Black leaders supporting the abortion-rights amendment bristled at this characterization, telling POLITICO that the community is not monolithic and they’re confident a majority will favor protecting the right to the procedure.
“When I talk to Black people about why this is important to them, I hear that we are pro-freedom, pro-liberation, pro-the-ability-to-dictate-what-happens-to-ourselves and our families and our communities,” said Beulah Osueke, the interim executive director of the New Voices for Reproductive Justice, a group that focuses on outreach to the Black community. “Many of us came to this nation not belonging to ourselves. So it’s undeniable that that has an influence on Black people's commitment to ensuring that we don't have laws literally restricting what we're able to do with our bodies.”

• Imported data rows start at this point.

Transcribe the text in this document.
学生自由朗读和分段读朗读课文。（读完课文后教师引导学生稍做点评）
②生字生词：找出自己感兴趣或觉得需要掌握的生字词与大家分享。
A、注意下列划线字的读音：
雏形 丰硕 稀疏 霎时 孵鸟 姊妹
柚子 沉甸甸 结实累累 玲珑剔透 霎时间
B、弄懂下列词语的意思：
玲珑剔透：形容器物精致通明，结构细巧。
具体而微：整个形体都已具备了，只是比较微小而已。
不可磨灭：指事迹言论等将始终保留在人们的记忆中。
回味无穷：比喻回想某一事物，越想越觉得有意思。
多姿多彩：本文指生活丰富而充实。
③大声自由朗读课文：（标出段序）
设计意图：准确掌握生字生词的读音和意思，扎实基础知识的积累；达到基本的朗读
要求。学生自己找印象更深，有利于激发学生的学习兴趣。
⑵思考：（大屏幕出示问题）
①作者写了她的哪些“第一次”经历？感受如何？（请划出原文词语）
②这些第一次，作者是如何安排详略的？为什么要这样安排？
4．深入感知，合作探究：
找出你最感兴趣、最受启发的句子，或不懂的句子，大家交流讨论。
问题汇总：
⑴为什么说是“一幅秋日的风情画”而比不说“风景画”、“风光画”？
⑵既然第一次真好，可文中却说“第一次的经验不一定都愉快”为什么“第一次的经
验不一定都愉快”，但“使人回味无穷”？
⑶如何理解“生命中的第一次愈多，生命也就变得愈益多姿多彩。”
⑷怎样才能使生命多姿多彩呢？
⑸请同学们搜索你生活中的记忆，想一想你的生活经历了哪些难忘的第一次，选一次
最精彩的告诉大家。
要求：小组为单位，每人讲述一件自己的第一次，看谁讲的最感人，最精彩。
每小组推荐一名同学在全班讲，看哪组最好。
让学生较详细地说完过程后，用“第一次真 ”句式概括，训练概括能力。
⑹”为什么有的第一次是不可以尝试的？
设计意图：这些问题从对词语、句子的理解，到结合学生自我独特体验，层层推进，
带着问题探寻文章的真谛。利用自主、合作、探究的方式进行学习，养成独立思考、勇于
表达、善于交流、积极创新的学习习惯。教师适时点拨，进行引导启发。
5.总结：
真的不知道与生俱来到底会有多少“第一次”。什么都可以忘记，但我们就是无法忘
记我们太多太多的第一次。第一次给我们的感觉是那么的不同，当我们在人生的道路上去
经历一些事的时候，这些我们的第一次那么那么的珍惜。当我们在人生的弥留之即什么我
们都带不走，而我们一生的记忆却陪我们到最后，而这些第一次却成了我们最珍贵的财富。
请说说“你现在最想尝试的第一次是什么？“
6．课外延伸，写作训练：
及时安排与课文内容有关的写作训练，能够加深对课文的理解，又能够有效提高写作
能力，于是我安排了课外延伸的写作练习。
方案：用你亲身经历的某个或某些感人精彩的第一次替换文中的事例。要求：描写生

Oseuke and her colleagues have launched their own Issue 1 outreach to Black barber shops and salons and on social media sites popular with students of color.
“We want to be a well-informed and trusted source of information for people that's not just going to come in and pop up during elections and then abandon you,” she said.
Oseuke and other abortion-rights supporters, while concerned about voter confusion, are optimistic that Ohio will continue the post-Roe trend of red and purple states embracing protections for abortion.
A July USA TODAY Network/Suffolk University poll found nearly 60 percent of Ohio voters supported the abortion-rights proposal, with just over 32 percent opposed and 10 percent undecided. The survey found even higher support — 66 percent — among voters of color.
Progressives were buoyant at a rally Sunday in Cleveland, cheering and waving signs despite a freezing wind off Lake Erie battering them, as campaign leaders told them victory was in sight.
“We're in control now. We beat their sneaky election in August and we’ll beat their efforts to suppress us in November,” Thakkilapati told the crowd. “We can do this. We got this on the ballot and we're going to win.”